I didn’t really want to write for the World, but I was loafing for a few days, & they furnished me with a text & asked for only 2,000 words & offered $500, & I thought I might as well put in an afternoon on it.
But in my case if I had sent it to Harpers they wouldn’t have wanted it enough to pay the half of that….
The cablegrams say the Harpers are straightening up & going on with their business. I wish them success—though they advertise everybody’s books but mine. I don’t see why they should select me for a victim in preference to the others. So far as I know, I have done nothing to earn or justify this treatment. They urge all books upon Christmas buyers but mine.
I am wishing you all the happiness & prosperity due at Christmas to the best man I know except one. Modesty does not allow me to name that one, & I suppose you couldn’t guess in a year [MTHHR 418-9]. Note: Harper & Bros. was being reorganized; Col. George B Harvey became president of the company and stayed in his post the rest of Sam’s life. See Nov. 17 entry.
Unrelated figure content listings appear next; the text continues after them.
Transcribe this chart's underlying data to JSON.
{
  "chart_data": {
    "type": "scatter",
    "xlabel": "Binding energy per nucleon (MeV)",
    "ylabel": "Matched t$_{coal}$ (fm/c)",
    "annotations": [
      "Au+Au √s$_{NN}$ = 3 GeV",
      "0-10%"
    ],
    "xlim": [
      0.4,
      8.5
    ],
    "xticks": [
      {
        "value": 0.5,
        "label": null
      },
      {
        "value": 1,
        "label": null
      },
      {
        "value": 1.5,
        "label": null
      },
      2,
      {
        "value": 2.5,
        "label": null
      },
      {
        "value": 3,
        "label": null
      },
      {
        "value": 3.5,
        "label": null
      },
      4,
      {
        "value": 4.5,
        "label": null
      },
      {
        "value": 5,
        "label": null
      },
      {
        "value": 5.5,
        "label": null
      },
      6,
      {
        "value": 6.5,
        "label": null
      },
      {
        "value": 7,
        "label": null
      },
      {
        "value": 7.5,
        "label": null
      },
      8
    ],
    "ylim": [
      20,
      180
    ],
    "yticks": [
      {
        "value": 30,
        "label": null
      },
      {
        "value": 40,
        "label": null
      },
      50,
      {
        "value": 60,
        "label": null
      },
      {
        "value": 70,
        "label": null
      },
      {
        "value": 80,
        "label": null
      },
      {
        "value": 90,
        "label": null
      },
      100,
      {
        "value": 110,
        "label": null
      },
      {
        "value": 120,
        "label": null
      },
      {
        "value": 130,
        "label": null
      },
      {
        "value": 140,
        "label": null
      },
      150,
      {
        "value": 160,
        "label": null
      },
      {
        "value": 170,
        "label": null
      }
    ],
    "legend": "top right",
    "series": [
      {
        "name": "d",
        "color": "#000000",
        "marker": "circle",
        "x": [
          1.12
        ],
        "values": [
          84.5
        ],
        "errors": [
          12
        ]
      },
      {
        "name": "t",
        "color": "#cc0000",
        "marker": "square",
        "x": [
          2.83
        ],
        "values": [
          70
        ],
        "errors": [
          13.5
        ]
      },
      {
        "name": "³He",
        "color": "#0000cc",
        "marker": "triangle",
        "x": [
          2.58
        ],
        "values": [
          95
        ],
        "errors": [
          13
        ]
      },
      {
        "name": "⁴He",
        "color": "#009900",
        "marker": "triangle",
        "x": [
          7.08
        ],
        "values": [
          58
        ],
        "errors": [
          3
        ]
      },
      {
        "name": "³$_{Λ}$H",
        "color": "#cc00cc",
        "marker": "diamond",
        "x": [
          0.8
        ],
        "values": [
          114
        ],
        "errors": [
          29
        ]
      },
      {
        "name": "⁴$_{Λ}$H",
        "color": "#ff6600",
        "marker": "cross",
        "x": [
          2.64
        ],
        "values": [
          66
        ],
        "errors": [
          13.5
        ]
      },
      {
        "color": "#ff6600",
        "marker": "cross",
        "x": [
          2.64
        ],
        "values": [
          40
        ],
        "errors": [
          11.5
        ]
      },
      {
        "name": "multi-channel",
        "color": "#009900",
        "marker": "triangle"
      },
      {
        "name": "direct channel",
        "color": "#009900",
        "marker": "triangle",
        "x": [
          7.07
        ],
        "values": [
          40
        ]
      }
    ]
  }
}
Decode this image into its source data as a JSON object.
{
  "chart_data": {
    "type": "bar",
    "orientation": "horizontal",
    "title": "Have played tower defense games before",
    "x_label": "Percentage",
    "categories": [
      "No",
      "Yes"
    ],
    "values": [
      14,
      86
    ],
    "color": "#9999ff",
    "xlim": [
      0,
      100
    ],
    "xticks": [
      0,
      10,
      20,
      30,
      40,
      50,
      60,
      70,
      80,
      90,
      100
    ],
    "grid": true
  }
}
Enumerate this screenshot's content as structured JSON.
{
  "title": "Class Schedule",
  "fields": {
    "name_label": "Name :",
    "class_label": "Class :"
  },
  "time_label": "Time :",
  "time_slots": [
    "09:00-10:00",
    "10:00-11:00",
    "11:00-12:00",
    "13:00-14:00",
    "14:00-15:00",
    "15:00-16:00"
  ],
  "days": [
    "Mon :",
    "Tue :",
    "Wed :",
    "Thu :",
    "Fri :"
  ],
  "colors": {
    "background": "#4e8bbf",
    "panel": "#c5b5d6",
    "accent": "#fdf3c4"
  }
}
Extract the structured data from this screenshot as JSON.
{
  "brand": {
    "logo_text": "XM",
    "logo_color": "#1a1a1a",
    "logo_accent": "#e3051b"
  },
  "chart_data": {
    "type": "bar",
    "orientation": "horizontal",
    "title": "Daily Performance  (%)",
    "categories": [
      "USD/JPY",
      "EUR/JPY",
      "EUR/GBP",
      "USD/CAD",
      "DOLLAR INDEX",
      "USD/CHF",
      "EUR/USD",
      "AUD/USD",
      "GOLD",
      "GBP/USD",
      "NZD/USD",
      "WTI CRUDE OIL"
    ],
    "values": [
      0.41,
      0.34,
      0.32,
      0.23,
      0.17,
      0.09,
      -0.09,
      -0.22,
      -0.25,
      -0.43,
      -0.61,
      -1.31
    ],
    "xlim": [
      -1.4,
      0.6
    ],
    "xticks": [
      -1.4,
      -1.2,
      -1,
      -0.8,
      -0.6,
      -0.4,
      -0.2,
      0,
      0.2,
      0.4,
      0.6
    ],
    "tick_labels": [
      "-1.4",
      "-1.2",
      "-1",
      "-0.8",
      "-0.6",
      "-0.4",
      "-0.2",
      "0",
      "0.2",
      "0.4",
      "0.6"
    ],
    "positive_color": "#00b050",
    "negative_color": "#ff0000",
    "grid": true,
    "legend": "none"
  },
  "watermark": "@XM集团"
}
Henry Harland’s article, “Mark Twain” ran in the London Daily Chronicle. Tenney: “(Source: Reprinted in Anderson (1971), pp. 227-31.) Primarily on IA, which typifies MT’s work: ‘The qualities and defects of The Innocents Abroad are the qualities and defects of Twain’s temperament, and they are present in varying proportions in all his books: vulgarity, naturalness, irreverence, freshness of vision, honesty, good-humor, wholesomeness.’ RI, TS, and HF are better books” [30].